What’s the Right Asset Allocation For Young Investors?

A reader asks:

I have a 36-year-old friend whose IRA—her only retirement savings—has about a 5% allocation to bonds, and a 95% allocation to equities. I’ve suggested that at her age, it’s time to double her bond allocation to 10%. Her husband (29 years old) disagrees, saying she has a long-enough horizon to stay nearly fully invested in stocks.

First of all, I can’t really provide specific investing advice because that’s not the purpose of this site. But even if I could there’s no right or wrong answer here because this type of thing is really about the psychological make-up of the investor in question, not just their age.

Here are a few thoughts on managing money as a young person with multiple decades ahead of you to invest:

  • Probably the best course of action you can take with years and years of future savings to put to work is to dollar cost average into the markets over time. It’s not a perfect strategy but if put on auto-pilot with automated contributions it’s likely to be one of the best investing decisions you’ll ever make.
  • Personal finances will matter more than your portfolio, especially when you’re young. Create good personal finance habits and you can be set for life.
  • When you’re young you have the assets (human capital) and time horizon to potentially accept huge amounts of volatility in your long-term investment accounts. This is a blessing and a curse depending on your experience with the markets and how you approach investing.
  • Every investor needs a basic understanding of financial history so they can realize how manic the markets can be at times. History is littered with examples of the madness of crowds. Don’t try your hand at investing without the realization that there have always been cycles that eventually reach a point of too much optimism or pessimism. Whatever asset allocation you chose, you have to remember that rebalancing back to your original target weights will almost always mean going against the crowd.
  • Stock markets around the globe lost nearly 60% of their value in the latest financial crisis. Could you handle seeing your hard earned savings cut in half or worse with a stock-heavy portfolio? Would you have the discipline to stay invested and keep buying all the way down?
  • Investing is a constant tug of war between feeling safe now and feeling safe later.
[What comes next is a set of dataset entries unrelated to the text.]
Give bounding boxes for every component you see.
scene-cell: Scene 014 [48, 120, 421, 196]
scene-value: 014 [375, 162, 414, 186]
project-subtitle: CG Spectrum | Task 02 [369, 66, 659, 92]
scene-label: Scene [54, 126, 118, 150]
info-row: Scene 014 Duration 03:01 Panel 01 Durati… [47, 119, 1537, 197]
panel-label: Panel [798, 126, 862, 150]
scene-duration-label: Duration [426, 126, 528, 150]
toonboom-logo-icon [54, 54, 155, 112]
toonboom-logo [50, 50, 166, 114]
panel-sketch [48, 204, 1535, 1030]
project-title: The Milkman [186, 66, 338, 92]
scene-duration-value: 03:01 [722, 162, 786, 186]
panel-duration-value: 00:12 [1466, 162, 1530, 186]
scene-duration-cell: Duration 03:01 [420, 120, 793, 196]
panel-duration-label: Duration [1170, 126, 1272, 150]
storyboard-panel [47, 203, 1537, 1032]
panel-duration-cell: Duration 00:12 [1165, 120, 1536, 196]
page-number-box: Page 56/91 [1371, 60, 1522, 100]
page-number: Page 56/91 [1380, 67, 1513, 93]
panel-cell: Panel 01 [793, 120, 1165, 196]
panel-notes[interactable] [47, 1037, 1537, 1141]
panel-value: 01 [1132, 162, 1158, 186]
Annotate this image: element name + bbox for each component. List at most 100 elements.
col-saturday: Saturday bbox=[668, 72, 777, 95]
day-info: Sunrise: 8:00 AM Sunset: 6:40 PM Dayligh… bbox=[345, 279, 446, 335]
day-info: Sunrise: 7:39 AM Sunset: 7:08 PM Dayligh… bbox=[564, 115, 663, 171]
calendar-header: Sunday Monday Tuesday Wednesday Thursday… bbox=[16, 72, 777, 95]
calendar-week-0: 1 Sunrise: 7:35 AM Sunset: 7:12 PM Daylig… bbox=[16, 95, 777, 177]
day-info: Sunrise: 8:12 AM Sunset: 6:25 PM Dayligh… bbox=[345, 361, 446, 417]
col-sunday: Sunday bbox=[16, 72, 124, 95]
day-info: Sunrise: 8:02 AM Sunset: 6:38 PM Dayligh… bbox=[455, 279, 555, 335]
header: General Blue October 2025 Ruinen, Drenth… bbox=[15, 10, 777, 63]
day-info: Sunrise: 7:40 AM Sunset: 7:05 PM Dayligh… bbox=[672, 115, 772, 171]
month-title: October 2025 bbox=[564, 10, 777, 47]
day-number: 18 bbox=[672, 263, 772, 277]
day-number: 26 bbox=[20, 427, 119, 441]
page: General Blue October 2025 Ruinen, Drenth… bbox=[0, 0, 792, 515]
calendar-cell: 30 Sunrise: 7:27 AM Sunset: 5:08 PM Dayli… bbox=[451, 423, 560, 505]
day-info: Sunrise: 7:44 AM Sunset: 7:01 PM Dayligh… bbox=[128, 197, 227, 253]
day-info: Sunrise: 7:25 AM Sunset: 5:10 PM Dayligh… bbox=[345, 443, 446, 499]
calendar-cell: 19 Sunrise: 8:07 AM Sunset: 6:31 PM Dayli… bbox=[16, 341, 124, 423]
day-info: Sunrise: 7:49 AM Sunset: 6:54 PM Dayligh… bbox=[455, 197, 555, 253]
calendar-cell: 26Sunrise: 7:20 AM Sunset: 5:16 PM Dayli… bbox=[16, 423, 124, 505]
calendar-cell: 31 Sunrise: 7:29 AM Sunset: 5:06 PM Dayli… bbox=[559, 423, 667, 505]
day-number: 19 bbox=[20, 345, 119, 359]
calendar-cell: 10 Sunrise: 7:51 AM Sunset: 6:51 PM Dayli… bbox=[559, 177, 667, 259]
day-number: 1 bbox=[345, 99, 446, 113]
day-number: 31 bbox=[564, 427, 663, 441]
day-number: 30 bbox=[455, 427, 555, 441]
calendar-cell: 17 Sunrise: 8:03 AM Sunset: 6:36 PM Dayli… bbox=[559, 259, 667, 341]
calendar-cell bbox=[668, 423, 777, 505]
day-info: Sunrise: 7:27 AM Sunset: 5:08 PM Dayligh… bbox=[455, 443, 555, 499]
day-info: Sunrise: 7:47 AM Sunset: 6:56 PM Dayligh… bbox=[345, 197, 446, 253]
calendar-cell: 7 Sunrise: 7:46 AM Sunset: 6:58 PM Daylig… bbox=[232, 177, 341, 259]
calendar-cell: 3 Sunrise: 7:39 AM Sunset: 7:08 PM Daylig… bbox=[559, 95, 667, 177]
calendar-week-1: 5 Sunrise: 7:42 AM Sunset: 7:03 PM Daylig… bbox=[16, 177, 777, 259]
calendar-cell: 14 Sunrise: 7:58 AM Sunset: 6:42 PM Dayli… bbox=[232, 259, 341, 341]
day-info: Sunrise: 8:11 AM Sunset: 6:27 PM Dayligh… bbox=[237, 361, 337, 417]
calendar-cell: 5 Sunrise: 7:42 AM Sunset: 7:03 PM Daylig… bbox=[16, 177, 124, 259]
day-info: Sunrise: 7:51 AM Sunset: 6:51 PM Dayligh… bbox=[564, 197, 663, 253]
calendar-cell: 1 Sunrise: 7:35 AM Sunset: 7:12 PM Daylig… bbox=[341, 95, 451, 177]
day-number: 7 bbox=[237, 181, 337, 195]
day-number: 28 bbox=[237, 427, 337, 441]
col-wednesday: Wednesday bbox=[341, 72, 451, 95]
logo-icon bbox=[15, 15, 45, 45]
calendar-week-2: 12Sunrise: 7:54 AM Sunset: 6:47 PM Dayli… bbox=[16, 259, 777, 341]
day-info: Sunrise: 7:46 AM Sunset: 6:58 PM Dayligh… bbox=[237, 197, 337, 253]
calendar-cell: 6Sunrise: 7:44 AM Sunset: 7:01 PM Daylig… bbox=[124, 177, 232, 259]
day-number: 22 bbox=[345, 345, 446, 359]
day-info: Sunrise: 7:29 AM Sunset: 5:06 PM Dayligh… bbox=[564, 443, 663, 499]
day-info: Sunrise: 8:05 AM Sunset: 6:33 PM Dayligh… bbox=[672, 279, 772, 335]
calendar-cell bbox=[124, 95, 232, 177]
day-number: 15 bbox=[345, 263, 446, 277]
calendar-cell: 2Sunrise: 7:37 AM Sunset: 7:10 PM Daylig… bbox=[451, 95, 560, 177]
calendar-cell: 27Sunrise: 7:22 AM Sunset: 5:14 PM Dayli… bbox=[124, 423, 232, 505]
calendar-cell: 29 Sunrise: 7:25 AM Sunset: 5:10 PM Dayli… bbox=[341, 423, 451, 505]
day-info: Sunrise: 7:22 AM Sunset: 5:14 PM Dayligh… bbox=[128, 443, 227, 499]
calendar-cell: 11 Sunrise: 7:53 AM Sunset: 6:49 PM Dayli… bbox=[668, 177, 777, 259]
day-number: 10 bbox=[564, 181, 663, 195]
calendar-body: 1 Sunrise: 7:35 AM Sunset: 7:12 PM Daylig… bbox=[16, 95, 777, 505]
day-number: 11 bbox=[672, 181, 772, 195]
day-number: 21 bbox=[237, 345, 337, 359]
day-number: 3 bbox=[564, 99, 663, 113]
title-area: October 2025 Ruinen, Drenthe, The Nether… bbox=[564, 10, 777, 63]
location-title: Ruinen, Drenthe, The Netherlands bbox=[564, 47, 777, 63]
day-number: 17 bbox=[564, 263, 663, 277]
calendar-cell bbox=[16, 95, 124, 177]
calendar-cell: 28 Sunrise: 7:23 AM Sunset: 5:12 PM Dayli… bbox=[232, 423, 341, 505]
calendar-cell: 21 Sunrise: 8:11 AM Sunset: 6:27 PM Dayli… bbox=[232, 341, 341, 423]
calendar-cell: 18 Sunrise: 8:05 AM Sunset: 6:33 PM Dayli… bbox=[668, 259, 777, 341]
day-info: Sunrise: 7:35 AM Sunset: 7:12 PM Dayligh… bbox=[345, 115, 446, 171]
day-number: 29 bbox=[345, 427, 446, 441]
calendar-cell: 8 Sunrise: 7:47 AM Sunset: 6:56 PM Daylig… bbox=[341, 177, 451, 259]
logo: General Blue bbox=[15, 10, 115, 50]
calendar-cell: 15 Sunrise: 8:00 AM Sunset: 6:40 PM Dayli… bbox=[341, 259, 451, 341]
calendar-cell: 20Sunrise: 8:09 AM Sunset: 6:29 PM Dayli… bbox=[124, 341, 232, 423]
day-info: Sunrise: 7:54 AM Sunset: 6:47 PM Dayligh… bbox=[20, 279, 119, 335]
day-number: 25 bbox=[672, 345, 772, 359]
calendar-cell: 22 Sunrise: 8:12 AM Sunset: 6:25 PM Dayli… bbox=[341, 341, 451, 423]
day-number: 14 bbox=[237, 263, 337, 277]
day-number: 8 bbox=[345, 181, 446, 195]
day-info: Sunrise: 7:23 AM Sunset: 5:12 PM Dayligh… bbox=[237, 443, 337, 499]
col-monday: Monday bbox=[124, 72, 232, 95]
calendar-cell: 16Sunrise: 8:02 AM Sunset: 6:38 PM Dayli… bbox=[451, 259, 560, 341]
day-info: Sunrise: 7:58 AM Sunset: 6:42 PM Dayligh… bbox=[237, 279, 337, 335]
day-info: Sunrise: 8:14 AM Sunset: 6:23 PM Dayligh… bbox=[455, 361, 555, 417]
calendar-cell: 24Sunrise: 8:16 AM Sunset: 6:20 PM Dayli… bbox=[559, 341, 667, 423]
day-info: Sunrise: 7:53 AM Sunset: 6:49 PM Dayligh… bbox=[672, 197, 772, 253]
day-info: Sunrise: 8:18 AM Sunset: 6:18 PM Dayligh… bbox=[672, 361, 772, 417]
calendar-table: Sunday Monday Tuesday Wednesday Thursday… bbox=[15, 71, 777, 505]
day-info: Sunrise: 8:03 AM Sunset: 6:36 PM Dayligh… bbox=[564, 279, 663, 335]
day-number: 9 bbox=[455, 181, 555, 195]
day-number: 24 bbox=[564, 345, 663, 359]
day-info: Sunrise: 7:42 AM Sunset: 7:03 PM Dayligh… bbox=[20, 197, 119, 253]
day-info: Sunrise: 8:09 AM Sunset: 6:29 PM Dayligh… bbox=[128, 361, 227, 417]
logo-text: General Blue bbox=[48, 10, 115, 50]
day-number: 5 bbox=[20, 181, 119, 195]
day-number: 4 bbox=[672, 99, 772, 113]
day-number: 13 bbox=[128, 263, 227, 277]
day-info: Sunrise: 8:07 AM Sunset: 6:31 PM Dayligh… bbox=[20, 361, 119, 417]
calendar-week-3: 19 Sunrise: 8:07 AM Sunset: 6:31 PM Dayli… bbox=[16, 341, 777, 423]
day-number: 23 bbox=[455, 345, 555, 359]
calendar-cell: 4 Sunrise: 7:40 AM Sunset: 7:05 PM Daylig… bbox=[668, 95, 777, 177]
If you want safety now you’re going to have to accept low returns and if you want safety later you’re going to have to accept occasional losses. That’s the trade-off.
  • Live within your means. Avoid lifestyle creep. Stay out of credit card debt. Save at least a double digit percentage of your income. Increase the amount you save each year. Keep your investment costs low. Diversify. This is simple advice. But even the best advice doesn’t matter if you can’t follow it. Humans just aren’t designed to deal with risks that are far out into the future. Take this into account when creating your plan.
  • Avoiding huge mistakes at the wrong times is half the battle. Try to learn from the mistakes of the previous generations who have come before you. Everyone has someone in their extended family that has made huge mistakes with their money.
  • Once you have a plan in place and have most of your good decisions automated, benign neglect should be the hallmark of your strategy going forward. Allow compound interest to do its thing and try not to get in the way.

The majority of the advice you read these days tells millennials that they’re far too risk averse and need to be taking more risk with their portfolios. This is true in a general sense, especially with retirement assets, but we always have to remember that good advice and human nature are often in conflict with one another.

A portfolio comprised of 100%, 95% or 90% in stocks for a young person should make sense, but in reality only makes sense for those who know what they’re getting themselves into.

Whether you had 5% or 10% of your portfolio in bonds during the great financial crisis wouldn’t have made a huge difference one way or another in terms of losses. That’s still a stock-heavy portfolio regardless of 5% here or there.

What really matters is how prepared you are to deal with losses as an investor. One of my favorite quotes (which I’ve used here before) by Fred Schwed in his book Where Are The Customers’ Yachts? sums this up nicely:

Like all of life’s rich emotional experiences, the full flavor of losing important money cannot be conveyed by literature. You cannot convey to an inexperienced girl what it is truly like to be a wife and mother. There are certain things that cannot be adequately explained to a virgin by words or pictures.

I’ve spent years studying asset allocation strategies and my takeaway is that there are many solid allocation choices investors could make and still be successful. The biggest obstacle is not the allocation itself, but forcing yourself to stick with the one that you choose.